Something loosened in my chest. Shane could have lied. Could have performed bravery, the way men so often did. But he'd told my daughter the truth that courage wasn't the absence of fear; it was showing up anyway.
"I like that answer," I said quietly.
"Yeah." Zoe went back to her homework, but I caught the ghost of a smile. "Me too."
That night, after Zoe went to bed, I made a mistake.
I Googled him again.
Not the surface search I'd done after the hospital. This time I went deeper. I clicked through pages of results, and let the algorithm pull me into a spiral I couldn't escape.
Shane Briggs at a charity gala, black tie, arm around a woman in a red dress that probably cost more than my monthly rent. Shane Briggs at a restaurant opening, models on either side, flash bulbs exploding. Shane Briggs on the cover of a magazine calledNYC's Most Eligible, the headline screaming about his "revolving door of beauties."
Comments under articles were:
I saw him at Marquee last year. Left with a different girl than he came with.
My friend hooked up with him at a firehouse benefit. Said he was gone before sunrise.
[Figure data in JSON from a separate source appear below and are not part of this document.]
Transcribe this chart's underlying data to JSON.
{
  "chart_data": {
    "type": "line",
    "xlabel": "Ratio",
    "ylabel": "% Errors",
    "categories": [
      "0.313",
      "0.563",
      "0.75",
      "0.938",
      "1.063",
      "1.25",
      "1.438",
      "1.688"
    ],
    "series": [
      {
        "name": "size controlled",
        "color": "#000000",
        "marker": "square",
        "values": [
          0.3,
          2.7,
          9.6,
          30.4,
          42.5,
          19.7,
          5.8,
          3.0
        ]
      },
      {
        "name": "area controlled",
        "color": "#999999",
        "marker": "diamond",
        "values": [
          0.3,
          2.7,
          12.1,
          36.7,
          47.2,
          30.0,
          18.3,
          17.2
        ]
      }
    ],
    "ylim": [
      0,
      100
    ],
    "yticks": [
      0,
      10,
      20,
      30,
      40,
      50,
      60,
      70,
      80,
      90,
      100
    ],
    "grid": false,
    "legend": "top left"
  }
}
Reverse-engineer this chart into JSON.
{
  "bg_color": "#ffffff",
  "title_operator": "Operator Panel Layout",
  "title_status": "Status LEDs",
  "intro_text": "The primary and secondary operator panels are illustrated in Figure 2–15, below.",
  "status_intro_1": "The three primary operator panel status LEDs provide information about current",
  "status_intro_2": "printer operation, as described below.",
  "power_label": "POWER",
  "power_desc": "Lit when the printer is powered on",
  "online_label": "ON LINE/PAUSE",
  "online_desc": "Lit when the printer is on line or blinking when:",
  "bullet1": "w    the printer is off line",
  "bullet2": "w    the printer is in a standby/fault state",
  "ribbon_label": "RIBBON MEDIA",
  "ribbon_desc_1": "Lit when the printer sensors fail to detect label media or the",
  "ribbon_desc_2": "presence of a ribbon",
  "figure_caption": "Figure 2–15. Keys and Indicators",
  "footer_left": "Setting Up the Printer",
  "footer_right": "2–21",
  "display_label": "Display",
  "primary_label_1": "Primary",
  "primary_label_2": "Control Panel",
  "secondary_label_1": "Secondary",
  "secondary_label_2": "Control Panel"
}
Typical hot firefighter. Enjoy the ride, ladies, but don't expect him to call.
My stomach turned.
This was it. What I'd been waiting for.
The truth behind the charm, the evidence that men like Shane Briggs didn't end up with women like me. I was a novelty. A project. The struggling single mom, he could help out of the goodness of his heart, before returning to his real life of charity events, models, and women who had time to wear red dresses and go to restaurant openings.
You're a good story, I thought.The exhausted teacher he rescued. He'll tell people about you at parties. "This one time, I helped this single mom. She was so grateful."